Citing an Asian supplier who is allegedly crafting components for Apple's next iPad, Japanese blog Macotakara reported on Wednesday that the next iPad may be thicker for an "unknown reason." That means third-party cases that cover the back side of the device will not be compatible with the next iPad.
However, Apple's first-party magnetic Smart Covers will remain compatible with the third-generation iPad, the source reportedly said. That's because the new iPad, despite being slightly thicker, will have the same rounded side as the iPad 2.
In addition, two back covers (1, 2) claimed to be from prototype iPad hardware are available for sale on the global commerce site Alibaba.com. The plain aluminum backs do not show an Apple logo.

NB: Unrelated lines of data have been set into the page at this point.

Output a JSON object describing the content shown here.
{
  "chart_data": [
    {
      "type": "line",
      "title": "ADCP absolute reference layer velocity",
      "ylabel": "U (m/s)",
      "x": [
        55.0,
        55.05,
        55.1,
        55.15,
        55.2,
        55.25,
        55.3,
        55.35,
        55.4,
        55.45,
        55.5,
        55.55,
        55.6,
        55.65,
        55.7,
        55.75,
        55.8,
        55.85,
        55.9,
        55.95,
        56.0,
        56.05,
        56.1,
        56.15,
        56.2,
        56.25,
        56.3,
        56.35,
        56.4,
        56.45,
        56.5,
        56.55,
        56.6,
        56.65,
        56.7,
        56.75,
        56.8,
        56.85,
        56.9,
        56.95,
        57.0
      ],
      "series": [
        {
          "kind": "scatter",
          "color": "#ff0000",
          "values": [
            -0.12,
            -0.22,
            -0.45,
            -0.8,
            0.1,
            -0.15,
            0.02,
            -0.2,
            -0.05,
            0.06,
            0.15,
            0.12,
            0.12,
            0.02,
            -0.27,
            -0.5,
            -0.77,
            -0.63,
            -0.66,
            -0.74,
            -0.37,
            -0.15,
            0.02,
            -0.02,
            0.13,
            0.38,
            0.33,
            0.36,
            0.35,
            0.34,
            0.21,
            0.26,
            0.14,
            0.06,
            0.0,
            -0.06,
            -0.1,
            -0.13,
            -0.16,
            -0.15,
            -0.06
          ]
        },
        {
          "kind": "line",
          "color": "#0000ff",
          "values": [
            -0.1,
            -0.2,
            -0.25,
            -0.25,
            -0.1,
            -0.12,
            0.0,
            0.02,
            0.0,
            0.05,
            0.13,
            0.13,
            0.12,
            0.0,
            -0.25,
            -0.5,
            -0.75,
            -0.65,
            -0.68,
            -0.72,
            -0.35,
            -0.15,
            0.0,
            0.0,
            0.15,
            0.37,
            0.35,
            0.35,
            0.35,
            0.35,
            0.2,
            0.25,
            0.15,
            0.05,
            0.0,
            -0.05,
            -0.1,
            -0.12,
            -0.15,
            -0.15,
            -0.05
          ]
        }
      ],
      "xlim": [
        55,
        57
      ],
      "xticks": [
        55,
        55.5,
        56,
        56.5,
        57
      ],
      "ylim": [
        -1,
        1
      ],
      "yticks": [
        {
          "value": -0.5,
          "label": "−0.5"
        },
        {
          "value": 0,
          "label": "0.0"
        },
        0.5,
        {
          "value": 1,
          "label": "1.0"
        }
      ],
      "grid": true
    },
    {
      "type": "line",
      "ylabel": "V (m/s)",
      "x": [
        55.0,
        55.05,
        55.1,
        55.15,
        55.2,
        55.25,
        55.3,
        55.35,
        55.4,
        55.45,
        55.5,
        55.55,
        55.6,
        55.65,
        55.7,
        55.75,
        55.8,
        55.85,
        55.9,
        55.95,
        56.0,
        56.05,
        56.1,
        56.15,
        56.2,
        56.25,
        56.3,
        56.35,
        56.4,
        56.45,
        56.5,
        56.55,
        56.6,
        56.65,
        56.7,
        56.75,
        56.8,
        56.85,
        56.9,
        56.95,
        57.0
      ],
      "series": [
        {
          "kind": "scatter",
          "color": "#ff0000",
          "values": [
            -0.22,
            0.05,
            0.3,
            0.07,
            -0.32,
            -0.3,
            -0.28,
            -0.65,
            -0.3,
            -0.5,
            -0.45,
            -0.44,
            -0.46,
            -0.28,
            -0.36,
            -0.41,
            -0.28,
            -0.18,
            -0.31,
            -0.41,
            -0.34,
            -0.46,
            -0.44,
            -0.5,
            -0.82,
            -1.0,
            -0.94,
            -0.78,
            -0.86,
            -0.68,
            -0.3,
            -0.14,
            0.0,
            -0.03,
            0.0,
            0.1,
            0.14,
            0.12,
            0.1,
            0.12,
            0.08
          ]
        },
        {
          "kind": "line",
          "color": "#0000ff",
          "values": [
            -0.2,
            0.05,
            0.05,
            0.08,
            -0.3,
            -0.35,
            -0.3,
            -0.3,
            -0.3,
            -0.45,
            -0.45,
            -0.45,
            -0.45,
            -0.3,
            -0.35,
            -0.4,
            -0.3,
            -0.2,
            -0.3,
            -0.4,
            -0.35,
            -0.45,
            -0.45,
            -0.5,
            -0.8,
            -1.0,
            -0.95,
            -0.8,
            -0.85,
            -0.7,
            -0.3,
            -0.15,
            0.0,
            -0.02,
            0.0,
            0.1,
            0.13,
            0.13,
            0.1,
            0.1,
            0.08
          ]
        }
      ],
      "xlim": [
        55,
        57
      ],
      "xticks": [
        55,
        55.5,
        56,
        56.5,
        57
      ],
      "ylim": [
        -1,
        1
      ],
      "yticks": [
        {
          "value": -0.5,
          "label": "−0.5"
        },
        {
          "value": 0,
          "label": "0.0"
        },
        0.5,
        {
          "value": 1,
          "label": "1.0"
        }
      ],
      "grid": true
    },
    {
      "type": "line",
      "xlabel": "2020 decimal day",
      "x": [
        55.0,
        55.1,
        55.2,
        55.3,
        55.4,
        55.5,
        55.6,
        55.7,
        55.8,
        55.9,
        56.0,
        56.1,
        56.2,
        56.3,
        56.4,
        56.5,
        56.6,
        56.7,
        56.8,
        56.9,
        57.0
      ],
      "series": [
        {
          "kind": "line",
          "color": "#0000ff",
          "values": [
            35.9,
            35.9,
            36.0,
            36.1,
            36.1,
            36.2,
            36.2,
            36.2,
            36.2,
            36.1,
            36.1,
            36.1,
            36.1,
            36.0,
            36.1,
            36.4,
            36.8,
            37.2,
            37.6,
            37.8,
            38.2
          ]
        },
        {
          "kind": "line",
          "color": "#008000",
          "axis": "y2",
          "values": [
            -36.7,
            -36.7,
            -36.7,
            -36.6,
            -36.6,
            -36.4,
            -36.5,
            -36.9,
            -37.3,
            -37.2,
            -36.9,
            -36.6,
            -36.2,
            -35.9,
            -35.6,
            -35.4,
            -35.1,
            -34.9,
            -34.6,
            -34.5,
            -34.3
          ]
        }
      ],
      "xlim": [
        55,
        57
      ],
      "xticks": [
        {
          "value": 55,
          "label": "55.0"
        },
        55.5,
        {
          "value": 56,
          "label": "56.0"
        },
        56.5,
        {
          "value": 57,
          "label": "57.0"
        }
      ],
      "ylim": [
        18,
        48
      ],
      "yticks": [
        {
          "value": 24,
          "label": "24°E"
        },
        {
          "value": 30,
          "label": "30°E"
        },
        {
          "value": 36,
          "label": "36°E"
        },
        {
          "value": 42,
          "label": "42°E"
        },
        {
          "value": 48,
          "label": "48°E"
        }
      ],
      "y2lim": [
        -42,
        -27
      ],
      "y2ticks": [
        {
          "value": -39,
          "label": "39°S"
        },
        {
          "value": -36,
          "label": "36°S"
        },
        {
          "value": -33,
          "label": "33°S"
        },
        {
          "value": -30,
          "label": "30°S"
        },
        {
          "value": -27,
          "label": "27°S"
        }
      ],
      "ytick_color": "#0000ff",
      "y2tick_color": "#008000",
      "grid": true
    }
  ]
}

One reason for a thicker frame on the third-generation iPad could be the components necessary to include a high-resolution Retina Display. Numerous rumors have pointed toward Apple increasing the screen resolution of its iPad with a new model anticipated in 2012.

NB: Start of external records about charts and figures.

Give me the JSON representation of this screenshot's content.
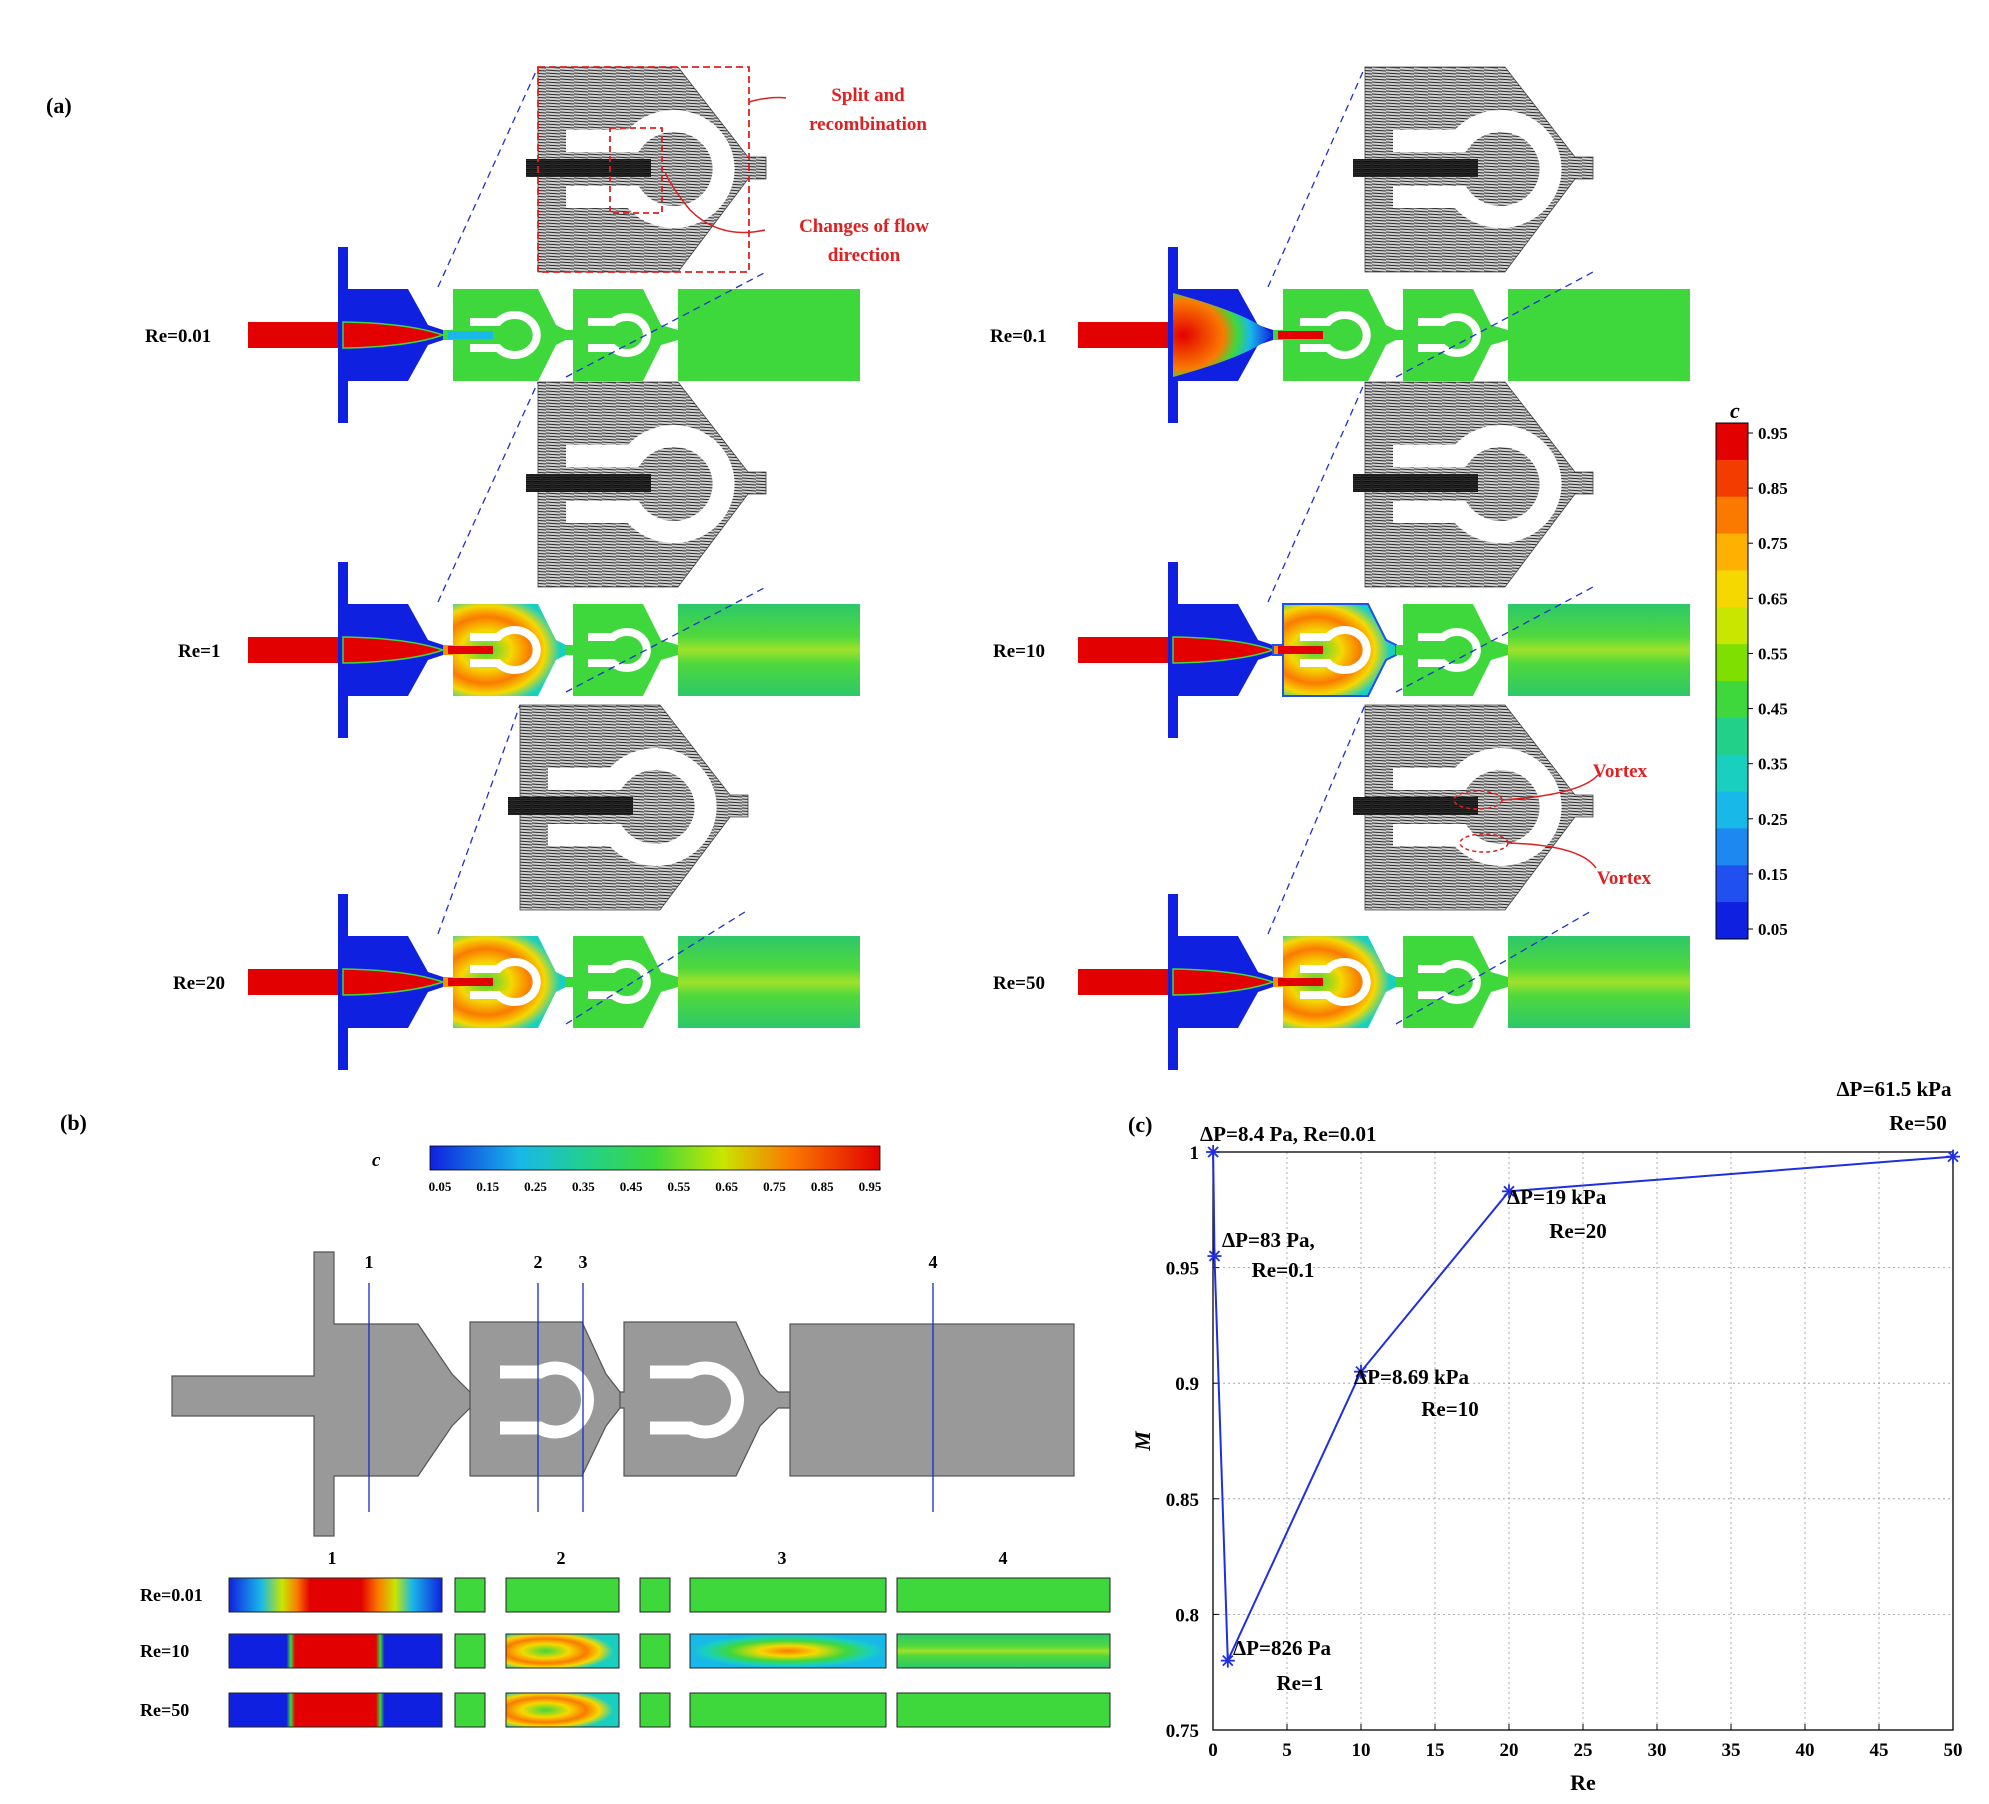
{
  "panel_a": {
    "label": "(a)",
    "cases": [
      {
        "re": "Re=0.01"
      },
      {
        "re": "Re=0.1"
      },
      {
        "re": "Re=1"
      },
      {
        "re": "Re=10"
      },
      {
        "re": "Re=20"
      },
      {
        "re": "Re=50"
      }
    ],
    "annotations": {
      "split_line1": "Split and",
      "split_line2": "recombination",
      "changes_line1": "Changes of flow",
      "changes_line2": "direction",
      "vortex_top": "Vortex",
      "vortex_bottom": "Vortex"
    },
    "colorbar": {
      "title": "c",
      "ticks": [
        "0.95",
        "0.85",
        "0.75",
        "0.65",
        "0.55",
        "0.45",
        "0.35",
        "0.25",
        "0.15",
        "0.05"
      ],
      "colors": [
        "#e30000",
        "#f23c00",
        "#fa7a00",
        "#ffb000",
        "#f5d800",
        "#c8e600",
        "#7fe000",
        "#3fd83c",
        "#22d08a",
        "#19d0c0",
        "#18b8e8",
        "#1c88f0",
        "#2050f0",
        "#1020e0"
      ]
    }
  },
  "panel_b": {
    "label": "(b)",
    "colorbar_title": "c",
    "colorbar_ticks": [
      "0.05",
      "0.15",
      "0.25",
      "0.35",
      "0.45",
      "0.55",
      "0.65",
      "0.75",
      "0.85",
      "0.95"
    ],
    "section_lines": [
      "1",
      "2",
      "3",
      "4"
    ],
    "section_headers": [
      "1",
      "2",
      "3",
      "4"
    ],
    "rows": [
      "Re=0.01",
      "Re=10",
      "Re=50"
    ]
  },
  "panel_c": {
    "label": "(c)",
    "chart_data": {
      "type": "line",
      "xlabel": "Re",
      "ylabel": "M",
      "xlim": [
        0,
        50
      ],
      "ylim": [
        0.75,
        1
      ],
      "xticks": [
        "0",
        "5",
        "10",
        "15",
        "20",
        "25",
        "30",
        "35",
        "40",
        "45",
        "50"
      ],
      "yticks": [
        "0.75",
        "0.8",
        "0.85",
        "0.9",
        "0.95",
        "1"
      ],
      "grid": true,
      "series": [
        {
          "x": [
            0.01,
            0.1,
            1,
            10,
            20,
            50
          ],
          "y": [
            1.0,
            0.955,
            0.78,
            0.905,
            0.983,
            0.998
          ]
        }
      ],
      "annotations": [
        {
          "line1": "ΔP=8.4 Pa, Re=0.01",
          "line2": ""
        },
        {
          "line1": "ΔP=83 Pa,",
          "line2": "Re=0.1"
        },
        {
          "line1": "ΔP=826 Pa",
          "line2": "Re=1"
        },
        {
          "line1": "ΔP=8.69 kPa",
          "line2": "Re=10"
        },
        {
          "line1": "ΔP=19 kPa",
          "line2": "Re=20"
        },
        {
          "line1": "ΔP=61.5 kPa",
          "line2": "Re=50"
        }
      ],
      "color": "#1f2ee0"
    }
  }
}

Apple introduced the Retina Display branding with the iPhone 4 starting in 2010. By packing more pixels onto the same screen size, Apple has boasted that the individual pixels are so small that they cannot be distinguished by the human eye.
In order to include a Retina Display, Apple may adopt entirely new display technology. One report in November suggested Apple would use IGZO displays from Sharp to reach a 330 dots-per-inch screen resolution. But that report claimed the IGZO display would also allow for a future iPad to be thinner, not thicker.
Other reports, however, claimed that Apple would utilize a dual-LED light bar system to illuminate the Retina Display of a third-generation iPad. Apple's apparent difficulties with the higher resolution displays and new LED backlight designs were said to have already affected the launch schedule of the next iPad.
Some of the confusion surrounding the next iPad coming from Apple's supply chain could be explained by a report from early November, which alleged that Apple has tasked its suppliers with the development of two tablet projects, code-named "J1" and "J2." Both of the new models were said to have different sizes, specifications and technologies from the current-generation iPad 2.